One of our scientists is missing. He’s been kidnapped from the Aldermaston Atomic Weapons Research Establishment, possibly by Kremlin minions who want him to tell them how to make a neutron bomb 3,000 times more destructive than the one that hit Hiroshima. I’m not saying Nato’s nuclear secrets are poised to fall into the lap of a latter-day Napoleon overcompensating for his shortcomings with military barbarism, but it’s too soon to rule out the possibility.
Thankfully, this is a TV review not a news story, but the contemporary resonances are unmissable, even if the makers of this six-part adaptation of Len Deighton’s 1962 thriller couldn’t have envisaged their audience would be playing extras in a real-life cold war sequel.
The first thing we see in this new version of The Ipcress File (ITV) is a pair of thick-framed glasses on a nightstand, replicas of those Michael Caine wore in the 1965 film version of the book. Our hero is in bed in Berlin, while the woman who has been teaching him German, and more besides, waves to him saucily from the bath.

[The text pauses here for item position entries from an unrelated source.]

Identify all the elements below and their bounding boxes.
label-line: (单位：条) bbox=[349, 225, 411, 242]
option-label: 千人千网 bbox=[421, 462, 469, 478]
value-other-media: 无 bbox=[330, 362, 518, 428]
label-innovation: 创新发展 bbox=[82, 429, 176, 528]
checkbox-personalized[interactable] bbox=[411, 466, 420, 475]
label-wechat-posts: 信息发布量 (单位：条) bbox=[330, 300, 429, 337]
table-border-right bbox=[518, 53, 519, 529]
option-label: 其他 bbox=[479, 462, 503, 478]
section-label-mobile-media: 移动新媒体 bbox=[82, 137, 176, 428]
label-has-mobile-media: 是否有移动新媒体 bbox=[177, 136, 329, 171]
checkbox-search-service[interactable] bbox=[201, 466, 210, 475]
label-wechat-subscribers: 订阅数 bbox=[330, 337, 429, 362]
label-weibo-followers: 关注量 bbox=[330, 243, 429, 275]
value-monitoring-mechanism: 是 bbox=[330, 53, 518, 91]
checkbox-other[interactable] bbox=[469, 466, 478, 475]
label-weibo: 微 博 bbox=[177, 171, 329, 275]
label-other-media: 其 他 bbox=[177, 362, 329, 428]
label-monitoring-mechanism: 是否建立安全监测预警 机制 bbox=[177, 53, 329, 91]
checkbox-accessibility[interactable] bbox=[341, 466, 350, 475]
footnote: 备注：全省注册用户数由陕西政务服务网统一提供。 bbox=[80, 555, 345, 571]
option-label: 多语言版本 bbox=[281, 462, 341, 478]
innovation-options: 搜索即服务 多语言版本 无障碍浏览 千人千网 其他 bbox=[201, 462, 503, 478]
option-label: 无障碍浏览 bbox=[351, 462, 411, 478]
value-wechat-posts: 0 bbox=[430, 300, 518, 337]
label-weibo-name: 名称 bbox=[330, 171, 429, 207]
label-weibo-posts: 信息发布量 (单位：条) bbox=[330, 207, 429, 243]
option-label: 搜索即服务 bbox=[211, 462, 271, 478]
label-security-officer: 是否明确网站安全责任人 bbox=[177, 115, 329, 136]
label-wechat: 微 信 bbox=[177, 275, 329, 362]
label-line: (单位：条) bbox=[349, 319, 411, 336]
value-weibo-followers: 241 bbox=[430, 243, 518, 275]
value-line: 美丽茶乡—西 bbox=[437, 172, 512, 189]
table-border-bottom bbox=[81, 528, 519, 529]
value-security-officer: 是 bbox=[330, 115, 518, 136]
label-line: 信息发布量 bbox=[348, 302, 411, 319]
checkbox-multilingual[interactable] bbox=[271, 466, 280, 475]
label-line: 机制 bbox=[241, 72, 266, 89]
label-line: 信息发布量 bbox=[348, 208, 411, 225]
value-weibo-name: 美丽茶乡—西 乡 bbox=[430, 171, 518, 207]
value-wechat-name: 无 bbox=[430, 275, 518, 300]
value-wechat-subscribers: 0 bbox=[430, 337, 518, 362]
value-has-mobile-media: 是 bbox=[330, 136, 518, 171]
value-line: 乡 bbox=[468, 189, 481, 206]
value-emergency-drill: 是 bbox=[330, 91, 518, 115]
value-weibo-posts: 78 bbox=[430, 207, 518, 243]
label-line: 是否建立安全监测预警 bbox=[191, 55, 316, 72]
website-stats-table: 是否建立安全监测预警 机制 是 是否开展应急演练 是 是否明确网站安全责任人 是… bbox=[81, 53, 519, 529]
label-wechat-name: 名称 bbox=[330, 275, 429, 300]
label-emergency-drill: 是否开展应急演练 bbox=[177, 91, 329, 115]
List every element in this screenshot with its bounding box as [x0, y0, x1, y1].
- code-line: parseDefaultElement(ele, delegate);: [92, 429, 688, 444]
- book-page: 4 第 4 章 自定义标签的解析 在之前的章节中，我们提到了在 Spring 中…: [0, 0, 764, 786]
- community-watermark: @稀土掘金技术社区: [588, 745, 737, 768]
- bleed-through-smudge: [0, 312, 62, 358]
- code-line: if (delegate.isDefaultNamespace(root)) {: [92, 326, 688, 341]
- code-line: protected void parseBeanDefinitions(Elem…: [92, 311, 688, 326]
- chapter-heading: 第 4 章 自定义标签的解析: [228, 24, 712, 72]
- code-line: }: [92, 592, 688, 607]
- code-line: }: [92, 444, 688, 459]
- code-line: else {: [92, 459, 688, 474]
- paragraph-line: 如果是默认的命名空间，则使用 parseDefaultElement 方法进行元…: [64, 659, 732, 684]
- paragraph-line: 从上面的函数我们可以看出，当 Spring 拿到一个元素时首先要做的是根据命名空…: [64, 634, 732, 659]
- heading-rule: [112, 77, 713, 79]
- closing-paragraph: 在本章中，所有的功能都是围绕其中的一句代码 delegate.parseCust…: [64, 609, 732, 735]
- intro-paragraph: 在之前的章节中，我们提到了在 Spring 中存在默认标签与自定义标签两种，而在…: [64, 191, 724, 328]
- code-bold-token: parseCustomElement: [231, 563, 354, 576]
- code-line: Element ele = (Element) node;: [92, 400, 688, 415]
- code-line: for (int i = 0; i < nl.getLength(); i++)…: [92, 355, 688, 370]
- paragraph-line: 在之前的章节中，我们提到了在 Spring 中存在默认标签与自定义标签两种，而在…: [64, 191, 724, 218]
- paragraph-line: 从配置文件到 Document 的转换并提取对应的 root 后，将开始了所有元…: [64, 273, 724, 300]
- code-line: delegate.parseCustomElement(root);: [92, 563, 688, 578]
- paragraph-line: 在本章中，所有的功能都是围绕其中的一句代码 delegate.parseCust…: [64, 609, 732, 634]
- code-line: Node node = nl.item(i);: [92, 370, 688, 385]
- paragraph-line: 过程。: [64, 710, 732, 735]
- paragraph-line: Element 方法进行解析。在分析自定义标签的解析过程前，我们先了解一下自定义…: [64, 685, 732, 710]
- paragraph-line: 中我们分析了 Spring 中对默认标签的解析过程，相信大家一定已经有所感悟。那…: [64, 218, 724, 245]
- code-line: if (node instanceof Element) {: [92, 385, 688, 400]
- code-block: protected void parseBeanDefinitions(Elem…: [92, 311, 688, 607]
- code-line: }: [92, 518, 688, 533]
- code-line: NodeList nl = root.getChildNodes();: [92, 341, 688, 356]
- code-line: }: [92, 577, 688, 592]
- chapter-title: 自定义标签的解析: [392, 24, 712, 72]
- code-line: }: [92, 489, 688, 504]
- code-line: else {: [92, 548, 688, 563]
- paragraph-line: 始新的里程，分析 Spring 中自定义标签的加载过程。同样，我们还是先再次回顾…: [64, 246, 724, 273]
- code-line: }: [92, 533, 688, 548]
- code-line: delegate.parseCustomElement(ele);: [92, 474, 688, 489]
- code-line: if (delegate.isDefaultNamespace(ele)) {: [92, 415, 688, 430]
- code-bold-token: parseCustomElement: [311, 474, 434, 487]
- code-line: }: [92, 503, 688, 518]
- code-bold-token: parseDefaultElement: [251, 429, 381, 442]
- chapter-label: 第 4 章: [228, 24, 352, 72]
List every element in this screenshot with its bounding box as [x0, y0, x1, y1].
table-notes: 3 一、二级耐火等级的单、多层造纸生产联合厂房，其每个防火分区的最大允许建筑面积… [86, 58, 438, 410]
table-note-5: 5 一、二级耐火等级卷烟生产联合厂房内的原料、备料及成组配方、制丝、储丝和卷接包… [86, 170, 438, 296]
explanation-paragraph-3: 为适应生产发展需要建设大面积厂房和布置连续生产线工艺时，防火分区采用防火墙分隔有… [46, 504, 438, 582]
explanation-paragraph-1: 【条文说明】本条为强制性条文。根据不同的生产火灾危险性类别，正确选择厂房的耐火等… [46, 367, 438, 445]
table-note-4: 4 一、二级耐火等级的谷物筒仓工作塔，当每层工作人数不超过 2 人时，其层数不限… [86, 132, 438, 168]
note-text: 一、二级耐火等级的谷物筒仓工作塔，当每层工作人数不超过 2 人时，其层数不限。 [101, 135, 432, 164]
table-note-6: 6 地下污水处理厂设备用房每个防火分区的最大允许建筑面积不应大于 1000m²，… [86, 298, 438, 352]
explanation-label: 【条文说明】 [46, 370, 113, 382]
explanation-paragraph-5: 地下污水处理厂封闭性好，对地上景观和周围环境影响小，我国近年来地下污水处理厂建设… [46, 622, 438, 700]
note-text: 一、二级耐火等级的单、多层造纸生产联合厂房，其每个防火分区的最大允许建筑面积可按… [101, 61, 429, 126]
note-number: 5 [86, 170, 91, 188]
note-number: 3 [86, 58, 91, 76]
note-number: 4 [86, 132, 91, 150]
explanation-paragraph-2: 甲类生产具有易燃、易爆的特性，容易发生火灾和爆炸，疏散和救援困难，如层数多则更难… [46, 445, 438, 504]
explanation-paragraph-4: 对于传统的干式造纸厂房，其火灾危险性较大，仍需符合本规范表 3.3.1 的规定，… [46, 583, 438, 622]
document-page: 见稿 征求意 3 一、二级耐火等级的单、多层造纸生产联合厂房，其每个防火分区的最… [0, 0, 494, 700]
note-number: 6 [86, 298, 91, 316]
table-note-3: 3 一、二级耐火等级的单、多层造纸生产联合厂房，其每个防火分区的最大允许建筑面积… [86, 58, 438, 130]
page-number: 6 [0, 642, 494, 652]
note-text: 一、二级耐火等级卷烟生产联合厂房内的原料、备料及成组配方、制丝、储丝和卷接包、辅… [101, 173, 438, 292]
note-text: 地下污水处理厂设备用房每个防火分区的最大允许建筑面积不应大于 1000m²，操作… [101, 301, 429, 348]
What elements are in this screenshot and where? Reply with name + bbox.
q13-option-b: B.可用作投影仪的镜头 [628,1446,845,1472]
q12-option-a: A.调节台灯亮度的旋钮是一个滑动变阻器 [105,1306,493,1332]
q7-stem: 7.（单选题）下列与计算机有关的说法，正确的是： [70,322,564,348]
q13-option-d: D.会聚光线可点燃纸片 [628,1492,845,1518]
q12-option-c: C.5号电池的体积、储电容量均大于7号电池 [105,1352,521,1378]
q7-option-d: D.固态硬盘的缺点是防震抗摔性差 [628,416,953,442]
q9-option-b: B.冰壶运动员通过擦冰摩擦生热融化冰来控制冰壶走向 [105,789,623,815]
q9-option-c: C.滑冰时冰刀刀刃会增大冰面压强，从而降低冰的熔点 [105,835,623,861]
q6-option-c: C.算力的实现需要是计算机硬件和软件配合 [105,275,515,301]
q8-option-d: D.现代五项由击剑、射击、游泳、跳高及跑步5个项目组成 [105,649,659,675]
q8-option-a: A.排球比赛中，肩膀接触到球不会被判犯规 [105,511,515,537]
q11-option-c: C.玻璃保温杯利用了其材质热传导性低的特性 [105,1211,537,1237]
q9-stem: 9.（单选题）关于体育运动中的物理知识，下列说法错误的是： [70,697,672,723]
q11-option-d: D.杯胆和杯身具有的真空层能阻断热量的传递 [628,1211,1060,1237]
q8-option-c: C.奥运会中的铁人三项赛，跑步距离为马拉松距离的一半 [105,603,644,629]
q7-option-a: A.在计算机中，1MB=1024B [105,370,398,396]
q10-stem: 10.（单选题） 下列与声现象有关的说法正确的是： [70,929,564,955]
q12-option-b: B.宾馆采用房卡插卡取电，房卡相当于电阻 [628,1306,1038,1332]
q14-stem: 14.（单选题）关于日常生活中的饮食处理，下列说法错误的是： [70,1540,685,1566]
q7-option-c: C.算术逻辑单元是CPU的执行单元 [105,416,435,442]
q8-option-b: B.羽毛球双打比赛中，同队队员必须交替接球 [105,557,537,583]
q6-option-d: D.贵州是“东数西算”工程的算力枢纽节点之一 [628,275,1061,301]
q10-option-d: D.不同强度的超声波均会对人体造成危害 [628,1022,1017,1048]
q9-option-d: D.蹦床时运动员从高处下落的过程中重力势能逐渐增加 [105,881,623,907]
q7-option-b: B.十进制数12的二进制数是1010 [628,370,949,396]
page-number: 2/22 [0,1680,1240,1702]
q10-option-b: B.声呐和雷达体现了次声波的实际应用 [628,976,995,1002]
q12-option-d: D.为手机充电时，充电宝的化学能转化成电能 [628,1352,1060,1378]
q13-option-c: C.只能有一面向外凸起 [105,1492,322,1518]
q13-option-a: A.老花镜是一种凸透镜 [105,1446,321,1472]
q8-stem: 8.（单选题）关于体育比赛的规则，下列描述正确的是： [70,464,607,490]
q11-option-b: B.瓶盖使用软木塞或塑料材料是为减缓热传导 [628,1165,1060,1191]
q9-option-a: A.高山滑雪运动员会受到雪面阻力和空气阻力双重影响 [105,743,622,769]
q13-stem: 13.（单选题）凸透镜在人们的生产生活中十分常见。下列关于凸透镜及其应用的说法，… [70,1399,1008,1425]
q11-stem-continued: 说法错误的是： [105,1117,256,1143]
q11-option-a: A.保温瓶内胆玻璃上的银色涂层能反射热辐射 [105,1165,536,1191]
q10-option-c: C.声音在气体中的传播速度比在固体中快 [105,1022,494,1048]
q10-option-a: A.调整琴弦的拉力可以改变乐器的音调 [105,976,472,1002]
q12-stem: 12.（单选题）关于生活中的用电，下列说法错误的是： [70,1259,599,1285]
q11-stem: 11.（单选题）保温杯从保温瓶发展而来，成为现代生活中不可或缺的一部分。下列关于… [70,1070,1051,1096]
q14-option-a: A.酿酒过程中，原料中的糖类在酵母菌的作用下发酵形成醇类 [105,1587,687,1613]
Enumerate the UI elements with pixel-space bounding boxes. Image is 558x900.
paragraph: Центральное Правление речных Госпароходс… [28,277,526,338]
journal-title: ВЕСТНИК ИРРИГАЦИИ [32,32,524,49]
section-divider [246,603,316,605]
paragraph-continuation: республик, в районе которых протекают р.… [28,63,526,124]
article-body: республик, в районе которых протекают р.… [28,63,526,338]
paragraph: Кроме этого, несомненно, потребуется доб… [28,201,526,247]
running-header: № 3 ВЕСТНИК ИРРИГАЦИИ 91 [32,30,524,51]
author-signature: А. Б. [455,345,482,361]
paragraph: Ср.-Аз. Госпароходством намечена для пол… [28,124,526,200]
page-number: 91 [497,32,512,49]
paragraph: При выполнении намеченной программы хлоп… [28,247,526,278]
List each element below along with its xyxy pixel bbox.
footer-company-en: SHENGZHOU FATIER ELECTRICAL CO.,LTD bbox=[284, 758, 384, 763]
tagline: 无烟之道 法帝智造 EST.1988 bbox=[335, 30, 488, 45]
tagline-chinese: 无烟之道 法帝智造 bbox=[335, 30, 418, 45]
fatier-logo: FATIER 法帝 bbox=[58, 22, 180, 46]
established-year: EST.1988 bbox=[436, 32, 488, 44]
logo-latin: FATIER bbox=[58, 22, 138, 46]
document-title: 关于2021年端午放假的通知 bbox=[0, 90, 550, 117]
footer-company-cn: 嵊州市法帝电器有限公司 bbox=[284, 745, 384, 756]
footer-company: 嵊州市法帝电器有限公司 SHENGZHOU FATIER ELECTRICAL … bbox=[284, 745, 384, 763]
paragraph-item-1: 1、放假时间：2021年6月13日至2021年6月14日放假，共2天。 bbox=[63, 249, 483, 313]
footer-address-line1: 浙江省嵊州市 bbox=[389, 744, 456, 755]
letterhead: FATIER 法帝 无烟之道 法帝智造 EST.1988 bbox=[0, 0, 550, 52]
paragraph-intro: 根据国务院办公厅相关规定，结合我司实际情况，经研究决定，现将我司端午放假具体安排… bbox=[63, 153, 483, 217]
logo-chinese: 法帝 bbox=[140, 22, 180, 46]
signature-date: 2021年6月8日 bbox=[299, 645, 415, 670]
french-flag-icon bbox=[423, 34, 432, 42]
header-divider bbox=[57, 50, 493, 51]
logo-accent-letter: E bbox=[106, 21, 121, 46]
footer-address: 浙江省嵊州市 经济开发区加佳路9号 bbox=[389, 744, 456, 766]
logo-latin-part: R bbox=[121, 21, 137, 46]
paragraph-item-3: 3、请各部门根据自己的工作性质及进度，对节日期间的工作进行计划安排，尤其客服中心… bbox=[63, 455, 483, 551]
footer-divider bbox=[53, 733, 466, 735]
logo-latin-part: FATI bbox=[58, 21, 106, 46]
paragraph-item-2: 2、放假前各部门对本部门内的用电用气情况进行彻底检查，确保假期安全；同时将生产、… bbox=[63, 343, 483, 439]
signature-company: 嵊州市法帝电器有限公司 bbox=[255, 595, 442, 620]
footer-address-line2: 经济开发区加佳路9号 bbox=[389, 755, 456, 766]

This opening reference to 57-year-old movie eyewear is a surprising gambit by director James Watkins and writer John Hodge, given their creative betrayal elsewhere of the source material. One of the adaptation’s pleasures is also its peril: it invites us to compare Joe Cole’s interpretation with Caine’s.
Fortunately, Cole is a Harry Palmer for our times. Imagine Stephen Merchant was a foot shorter and appropriated Damian Lewis’s pout. Imagine too that he is as taciturn as Alan Ritchson playing Jack Reacher. It’s not a showy performance, but all the better for that to punch up his rare bons mots. When asked what it was like fighting in Korea, Hodge has Palmer reply: “First I was bored. Then I was frightened. Then I was bored and frightened at the same time.” Which sounds about right.
Just like the glasses making a comeback, perhaps the same is true of the leopard-skin pillbox hat. Though ridiculed by Bob Dylan, here it makes a grand entrance on the head of Lucy Boynton as Brit spy Jean Courtney, and she looks anything but ridiculous. With her tailored suits, thick eyeliner and bonkers titfer, Boynton is 2022’s homage to Alexandra Bastedo. Who, ask younger readers? Bastedo, in a series of unrepentantly daft 60s spy shows (The Champions, Department S), played the British secret weapon whose elegant froideur melted the patriarchy on both sides of the iron curtain. If only Boynton also had Bastedo’s powers of telepathy and superhuman strength, our nuclear boffin would already be back in Berkshire. But she doesn’t, so he isn’t.
In the film, Courtney was a minor character. Here, Jean has nearly equal billing with Harry. She also flirts with an African American CIA agent, even though the agency at the time was about as diverse as Putin’s inner circle. This isn’t quite the woke retool of the Daily Mail’s nightmares, but I do fear it might collapse into tokenism.
What remains intact from Deighton’s original is its snarling class politics. After he was fired from a writing gig on From Russia With Love, Deighton created a hard-boiled working-class spy as an antidote to 007’s public school boy.
At the outset of this adaptation, Palmer is one of many bored servicemen lining their pockets on divided Berlin’s black market. Jailed for his crimes, Harry gets recruited by a posh-boy handler, Tom Hollander’s Major Dalby. Dalby realises that Palmer has the stuff that that oxymoron, British intelligence, needs to spring our boffin from East Berlin. He has underworld contacts, serviceable German, a degree in maths and a flexitarian moral code.
Harry tells Dalby he was fingered by military police after importing lobsters from Marseille to sell to Russian ministers to keep their German mistresses happy. “For some unfathomable reason,” Palmer says in a rare moment of loquacity, “I never did get the Nobel peace prize.” “Must have been your working-class origins holding you back again,” retorts an oleaginous Dalby.
Palmer doesn’t crack a smile. In that sense, he’s emblematic of the decline of deference of the early 60s, with all the misbegotten hopes for an egalitarian polity it catalysed. Palmer may not yet know that the enemy is within, that our secret services are corrupted by public school boys, but if the adaptation is faithful to the original in this, he will by episode two. What makes The Ipcress File worth reviving is that now, as then, the Etonian death grip on politics and public service imperils Britain more than any tooled-up Russian.